Before my fellowship, I had understood this kind of compassionate resilience in a parabolic way—as one internalises Sunday School lessons, applicable yet still analogic. During my year as a Global Health Fellow, I was handed the opportunity to witness what love of neighbour should, could, and does entail.
Part of my tomorrow
My thoughts were disrupted by a knock on my open door. “You worry too much about spiders,” my friend Kiki told me, following my gaze. I laughed and unfurrowed my brow.
“Only for one more day,” I said.
“Only until tomorrow, if God wants,” Kiki said.

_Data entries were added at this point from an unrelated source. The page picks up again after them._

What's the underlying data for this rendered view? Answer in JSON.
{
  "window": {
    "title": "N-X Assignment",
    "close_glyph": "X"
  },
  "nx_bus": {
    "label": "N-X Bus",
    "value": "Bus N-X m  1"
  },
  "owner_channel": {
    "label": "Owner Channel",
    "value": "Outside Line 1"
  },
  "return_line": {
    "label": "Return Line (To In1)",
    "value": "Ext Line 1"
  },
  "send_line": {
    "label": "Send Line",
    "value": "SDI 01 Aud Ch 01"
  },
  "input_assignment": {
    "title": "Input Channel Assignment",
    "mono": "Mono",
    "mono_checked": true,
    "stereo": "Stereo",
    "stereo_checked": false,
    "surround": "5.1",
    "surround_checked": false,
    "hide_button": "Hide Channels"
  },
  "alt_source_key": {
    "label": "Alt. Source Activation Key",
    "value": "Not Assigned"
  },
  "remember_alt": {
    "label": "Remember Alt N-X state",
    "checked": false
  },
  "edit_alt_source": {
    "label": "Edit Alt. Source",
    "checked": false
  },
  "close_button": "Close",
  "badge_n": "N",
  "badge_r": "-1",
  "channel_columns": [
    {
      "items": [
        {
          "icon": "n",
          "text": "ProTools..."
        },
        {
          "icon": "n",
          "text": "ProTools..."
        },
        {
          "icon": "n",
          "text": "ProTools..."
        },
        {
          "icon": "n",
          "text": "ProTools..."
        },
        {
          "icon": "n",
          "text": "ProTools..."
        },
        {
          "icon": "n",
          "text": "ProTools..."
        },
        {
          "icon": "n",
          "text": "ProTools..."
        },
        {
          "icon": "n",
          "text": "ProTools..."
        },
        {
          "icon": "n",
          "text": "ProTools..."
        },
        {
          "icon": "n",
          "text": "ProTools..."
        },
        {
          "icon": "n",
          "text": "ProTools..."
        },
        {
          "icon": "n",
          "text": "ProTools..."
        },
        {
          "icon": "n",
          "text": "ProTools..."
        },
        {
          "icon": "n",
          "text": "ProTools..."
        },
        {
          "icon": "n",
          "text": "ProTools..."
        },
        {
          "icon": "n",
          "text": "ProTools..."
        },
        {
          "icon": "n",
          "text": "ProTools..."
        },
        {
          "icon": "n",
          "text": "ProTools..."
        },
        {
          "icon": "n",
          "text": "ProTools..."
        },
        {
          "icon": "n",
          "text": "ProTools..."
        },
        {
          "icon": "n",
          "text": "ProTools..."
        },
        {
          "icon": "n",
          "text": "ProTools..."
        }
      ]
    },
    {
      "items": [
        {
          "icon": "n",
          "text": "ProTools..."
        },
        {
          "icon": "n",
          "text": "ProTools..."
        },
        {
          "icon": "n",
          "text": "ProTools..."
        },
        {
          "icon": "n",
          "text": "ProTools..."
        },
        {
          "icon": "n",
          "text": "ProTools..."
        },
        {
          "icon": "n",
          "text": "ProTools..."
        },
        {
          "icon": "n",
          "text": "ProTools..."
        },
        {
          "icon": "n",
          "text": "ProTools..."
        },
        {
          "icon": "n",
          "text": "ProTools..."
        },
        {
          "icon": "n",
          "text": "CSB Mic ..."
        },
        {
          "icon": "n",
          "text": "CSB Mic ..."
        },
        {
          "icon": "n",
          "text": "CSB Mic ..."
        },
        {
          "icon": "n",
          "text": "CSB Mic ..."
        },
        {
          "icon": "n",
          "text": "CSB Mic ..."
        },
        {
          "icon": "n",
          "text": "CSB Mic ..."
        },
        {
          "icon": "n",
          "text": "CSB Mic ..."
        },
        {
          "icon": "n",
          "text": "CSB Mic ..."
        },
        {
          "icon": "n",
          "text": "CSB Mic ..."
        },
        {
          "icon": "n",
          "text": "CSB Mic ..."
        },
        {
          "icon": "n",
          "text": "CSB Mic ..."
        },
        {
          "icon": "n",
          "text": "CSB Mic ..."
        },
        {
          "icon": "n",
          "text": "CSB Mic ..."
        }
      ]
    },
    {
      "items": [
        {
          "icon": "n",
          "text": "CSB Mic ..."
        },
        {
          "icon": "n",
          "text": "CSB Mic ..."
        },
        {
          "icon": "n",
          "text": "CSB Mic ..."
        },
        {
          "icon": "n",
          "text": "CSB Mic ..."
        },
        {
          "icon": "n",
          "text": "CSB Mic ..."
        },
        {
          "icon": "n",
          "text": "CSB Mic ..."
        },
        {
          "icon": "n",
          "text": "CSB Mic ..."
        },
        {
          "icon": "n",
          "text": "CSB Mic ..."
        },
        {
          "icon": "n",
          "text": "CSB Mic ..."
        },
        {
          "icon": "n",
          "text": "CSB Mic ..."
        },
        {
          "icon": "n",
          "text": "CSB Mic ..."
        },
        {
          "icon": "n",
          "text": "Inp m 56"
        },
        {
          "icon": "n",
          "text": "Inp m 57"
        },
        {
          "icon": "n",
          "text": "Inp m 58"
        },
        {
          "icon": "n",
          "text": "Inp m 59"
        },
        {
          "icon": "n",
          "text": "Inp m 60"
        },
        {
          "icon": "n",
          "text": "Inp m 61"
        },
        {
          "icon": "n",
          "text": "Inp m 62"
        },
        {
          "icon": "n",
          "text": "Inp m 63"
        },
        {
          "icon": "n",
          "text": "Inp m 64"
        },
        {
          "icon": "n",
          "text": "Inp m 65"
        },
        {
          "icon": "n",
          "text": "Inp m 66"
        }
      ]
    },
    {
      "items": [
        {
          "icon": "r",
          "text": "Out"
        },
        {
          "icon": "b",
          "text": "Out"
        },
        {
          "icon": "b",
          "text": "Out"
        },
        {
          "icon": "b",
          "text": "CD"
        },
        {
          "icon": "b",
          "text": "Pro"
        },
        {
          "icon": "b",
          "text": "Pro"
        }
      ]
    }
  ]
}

In the language of Haitian Creole, one rarely says only the word “tomorrow”. The phrase in its entirety is always demen, si Dye vle or “tomorrow, God-willing”. This linguistic nuance always made me grin. It was as if, embedded in the vernacular of Haitian life, there was a spirituality that framed my experience—that reminded me that the stories I gathered from yesterday, from Haiti, are meant to be a part of my tomorrow.
Loving as God loves
It reminded me that as a future physician, community member, daughter, sister, and friend, I have every reason to love my neighbour as deeply and as unequivocally as I am loved by God. I remember feeling that this is something that I wouldn’t forget. I also remember hoping that God forgot to include spiders under the term “neighbour”.
The tomorrow after that last night, I left the clinic in Thomassique and ended my fellowship. However, my connection to this place and the people still remains.